As mentioned above, the integrated optical apparatus of the present invention is a apparatus having an integrated structure in which the light emitting element, the photodetecting element, and other optical systems are contained in the light projection and photodetection package, the light projection and photodetection package is supported to the fixed portion through the flexible thin sheet, and the light projection and photodetection package pivoting means is provided over both the light projection and photodetection package and the fixed portion. Thus, the apparatus has an integrated structure. Further, the light projection and photodetection package as one constituent of the apparatus can be directly pivoted. Therefore, a moving mirror and a frame for combining individual parts in an integrated form are no longer needed, thus achieving reduction in the size and weight of the apparatus. In addition, substantially no adjustment for the moving mirror is required. Therefore, the operations for assembly and adjustment can be simplified, making it possible to reduce the production cost. Further, since the frame can be omitted, not only can the size of the apparatus be reduced, but also the embedment property of the apparatus into the main body apparatus is enhanced, thus increasing the design freedom of the apparatus. [0064]

Claims

What is claimed is:

1. An integrated optical apparatus comprising:

a projection and photodetection package containing a light emitting element, a projection lens, a photodetecting element, and a light receiving lens;

a flexible thin sheet having elastic properties, wherein an end of said flexible thin sheet is fixed to said projection and photodetection package and a base end of said flexible thin sheet is fixed to a fixed portion for pivotably supportting said projection and photodetection package on said fixed portion; and

pivoting means for said projection and photodetection package, provided over both said projection and photodetection package and said fixed portion.

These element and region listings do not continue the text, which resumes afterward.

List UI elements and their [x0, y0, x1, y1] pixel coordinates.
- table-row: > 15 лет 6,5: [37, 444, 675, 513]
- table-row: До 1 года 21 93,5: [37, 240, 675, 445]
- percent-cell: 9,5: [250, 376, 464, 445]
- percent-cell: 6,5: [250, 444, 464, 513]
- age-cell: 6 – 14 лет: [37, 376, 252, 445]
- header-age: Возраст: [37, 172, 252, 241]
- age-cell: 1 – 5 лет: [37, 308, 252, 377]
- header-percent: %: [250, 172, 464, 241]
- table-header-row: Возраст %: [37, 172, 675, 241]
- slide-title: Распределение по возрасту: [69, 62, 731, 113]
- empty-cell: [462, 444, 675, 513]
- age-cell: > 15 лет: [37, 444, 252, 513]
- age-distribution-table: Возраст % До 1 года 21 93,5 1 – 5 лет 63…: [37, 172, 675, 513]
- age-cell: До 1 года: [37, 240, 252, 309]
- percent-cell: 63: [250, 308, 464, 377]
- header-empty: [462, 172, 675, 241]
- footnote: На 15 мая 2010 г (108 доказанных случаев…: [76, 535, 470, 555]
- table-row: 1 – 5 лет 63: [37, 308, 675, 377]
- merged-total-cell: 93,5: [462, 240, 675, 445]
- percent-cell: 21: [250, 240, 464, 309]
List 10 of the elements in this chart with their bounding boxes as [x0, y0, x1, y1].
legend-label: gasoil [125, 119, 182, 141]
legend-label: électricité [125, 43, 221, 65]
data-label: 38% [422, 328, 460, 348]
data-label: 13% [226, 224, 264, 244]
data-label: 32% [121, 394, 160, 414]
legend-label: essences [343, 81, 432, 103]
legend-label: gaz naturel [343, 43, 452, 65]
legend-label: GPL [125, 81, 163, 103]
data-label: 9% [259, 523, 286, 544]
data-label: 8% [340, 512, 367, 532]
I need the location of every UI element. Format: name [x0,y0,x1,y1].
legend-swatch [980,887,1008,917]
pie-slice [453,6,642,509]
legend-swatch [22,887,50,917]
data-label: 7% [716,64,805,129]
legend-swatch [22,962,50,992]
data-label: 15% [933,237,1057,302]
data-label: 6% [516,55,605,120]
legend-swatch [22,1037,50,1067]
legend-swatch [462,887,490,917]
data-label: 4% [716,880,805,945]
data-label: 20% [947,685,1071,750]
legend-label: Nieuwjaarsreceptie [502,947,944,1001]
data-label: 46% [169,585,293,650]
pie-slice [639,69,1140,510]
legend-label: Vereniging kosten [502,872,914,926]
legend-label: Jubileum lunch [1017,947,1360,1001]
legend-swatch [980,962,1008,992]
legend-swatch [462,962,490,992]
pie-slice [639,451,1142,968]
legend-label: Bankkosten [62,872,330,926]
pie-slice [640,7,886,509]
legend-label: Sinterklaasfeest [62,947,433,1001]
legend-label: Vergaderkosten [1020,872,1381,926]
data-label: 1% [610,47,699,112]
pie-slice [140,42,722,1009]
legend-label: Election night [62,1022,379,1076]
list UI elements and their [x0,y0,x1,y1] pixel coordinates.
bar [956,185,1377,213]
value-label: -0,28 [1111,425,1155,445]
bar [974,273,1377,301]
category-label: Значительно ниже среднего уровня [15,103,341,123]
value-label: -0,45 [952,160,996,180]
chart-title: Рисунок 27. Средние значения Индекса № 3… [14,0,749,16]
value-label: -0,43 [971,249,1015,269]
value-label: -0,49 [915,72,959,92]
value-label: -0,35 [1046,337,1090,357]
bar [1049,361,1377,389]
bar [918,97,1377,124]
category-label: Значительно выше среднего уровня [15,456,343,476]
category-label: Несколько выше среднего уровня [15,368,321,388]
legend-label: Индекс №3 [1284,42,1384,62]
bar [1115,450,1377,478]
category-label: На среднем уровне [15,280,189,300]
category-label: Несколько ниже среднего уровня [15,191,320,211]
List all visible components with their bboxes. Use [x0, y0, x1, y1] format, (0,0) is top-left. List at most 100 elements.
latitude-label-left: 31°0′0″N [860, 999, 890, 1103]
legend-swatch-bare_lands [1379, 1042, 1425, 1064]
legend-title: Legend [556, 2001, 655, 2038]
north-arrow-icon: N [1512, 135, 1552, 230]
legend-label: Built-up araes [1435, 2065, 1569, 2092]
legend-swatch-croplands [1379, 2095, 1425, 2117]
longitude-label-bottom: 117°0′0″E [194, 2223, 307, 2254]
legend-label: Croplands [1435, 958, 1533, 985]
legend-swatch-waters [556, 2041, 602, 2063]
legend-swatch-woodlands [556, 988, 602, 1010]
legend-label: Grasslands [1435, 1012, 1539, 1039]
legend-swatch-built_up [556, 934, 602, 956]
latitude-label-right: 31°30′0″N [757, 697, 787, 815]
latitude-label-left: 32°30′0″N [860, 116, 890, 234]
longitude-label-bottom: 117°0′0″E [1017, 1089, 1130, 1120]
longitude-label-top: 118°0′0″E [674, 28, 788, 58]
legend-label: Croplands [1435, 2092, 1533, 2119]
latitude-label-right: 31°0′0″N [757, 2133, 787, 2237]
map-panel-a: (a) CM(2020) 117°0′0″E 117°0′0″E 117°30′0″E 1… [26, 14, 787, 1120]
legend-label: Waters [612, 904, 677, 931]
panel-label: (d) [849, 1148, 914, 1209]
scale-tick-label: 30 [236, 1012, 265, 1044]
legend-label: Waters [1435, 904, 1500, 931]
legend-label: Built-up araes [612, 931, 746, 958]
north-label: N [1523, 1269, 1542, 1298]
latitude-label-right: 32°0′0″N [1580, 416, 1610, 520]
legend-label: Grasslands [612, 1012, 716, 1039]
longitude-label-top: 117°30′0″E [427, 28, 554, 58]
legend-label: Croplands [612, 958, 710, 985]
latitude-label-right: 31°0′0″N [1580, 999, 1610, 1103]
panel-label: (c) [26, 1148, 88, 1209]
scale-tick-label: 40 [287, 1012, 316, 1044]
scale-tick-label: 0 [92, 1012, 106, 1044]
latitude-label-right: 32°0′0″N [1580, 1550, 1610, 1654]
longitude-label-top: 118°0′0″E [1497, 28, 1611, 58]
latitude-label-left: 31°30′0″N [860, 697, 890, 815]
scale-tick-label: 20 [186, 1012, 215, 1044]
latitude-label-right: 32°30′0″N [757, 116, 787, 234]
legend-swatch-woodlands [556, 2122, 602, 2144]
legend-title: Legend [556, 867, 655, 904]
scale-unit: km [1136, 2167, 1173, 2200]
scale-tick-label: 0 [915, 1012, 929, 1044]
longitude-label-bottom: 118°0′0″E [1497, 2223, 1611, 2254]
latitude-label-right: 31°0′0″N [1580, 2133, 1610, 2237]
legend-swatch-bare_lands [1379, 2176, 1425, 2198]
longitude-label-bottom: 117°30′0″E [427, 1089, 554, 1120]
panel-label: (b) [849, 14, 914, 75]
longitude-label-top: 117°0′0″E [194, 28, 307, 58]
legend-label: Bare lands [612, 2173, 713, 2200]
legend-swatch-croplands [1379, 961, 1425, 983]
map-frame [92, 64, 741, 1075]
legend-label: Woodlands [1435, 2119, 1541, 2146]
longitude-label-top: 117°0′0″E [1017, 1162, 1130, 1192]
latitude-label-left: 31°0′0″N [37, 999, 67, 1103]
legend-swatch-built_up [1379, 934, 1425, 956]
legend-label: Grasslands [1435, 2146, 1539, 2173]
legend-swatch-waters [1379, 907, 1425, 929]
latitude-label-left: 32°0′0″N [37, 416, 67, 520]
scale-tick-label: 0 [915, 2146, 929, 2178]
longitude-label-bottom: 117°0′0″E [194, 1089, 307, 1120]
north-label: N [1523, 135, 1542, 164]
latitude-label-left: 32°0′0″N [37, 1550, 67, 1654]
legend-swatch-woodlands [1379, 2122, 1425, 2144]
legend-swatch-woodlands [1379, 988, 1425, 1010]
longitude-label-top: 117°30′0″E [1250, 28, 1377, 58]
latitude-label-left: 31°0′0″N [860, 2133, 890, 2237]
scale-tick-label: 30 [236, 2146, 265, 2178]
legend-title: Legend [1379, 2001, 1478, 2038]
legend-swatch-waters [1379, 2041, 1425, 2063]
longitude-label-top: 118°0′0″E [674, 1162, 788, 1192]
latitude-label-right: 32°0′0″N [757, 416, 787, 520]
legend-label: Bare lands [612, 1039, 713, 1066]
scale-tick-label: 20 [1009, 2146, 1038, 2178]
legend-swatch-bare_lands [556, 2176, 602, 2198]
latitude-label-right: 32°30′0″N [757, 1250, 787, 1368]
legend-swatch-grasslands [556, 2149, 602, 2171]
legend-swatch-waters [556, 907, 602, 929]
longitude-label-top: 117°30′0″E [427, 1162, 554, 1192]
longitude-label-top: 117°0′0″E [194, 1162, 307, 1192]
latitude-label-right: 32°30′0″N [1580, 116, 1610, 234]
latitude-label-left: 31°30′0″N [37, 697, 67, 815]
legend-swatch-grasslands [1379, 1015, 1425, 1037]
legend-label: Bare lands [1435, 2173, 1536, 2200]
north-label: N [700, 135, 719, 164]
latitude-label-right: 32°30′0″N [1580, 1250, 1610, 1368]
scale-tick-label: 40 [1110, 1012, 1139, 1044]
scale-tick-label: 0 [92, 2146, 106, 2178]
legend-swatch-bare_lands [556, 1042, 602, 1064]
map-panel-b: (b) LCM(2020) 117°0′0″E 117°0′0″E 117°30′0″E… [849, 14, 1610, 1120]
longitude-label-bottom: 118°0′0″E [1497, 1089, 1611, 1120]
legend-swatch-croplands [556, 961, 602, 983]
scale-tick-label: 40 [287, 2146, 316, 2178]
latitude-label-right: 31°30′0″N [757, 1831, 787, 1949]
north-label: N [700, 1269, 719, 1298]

2. The integrated optical apparatus according to claim 1, wherein:

an element lead electrically connected to each of said light emitting element and said photodetecting element is lead out from said projection and photodetection package;

a fixed lead is provided in said fixed portion;

said flexible thin sheet is formed from a conductive material; and

said element lead and said fixed lead are connected and fixed through a plurality of said conductive flexible thin sheets.

3. The integrated optical apparatus according to claim 2, wherein said element lead, said conductive flexible thin sheet and said fixed lead are formed as an integrated body comprising an elastic and conductive material.

4. The integrated optical apparatus according to claim 2, wherein said projection and photodetection package pivoting means comprises a magnetic material fixed to said projection and photodetection package, and a driving coil fixed to said fixed portion.

5. The integrated optical apparatus according to claim 2, wherein said projection and photodetection package pivoting means comprises a driving coil fixed to said projection and photodetection package, and a magnetic material fixed to said fixed portion.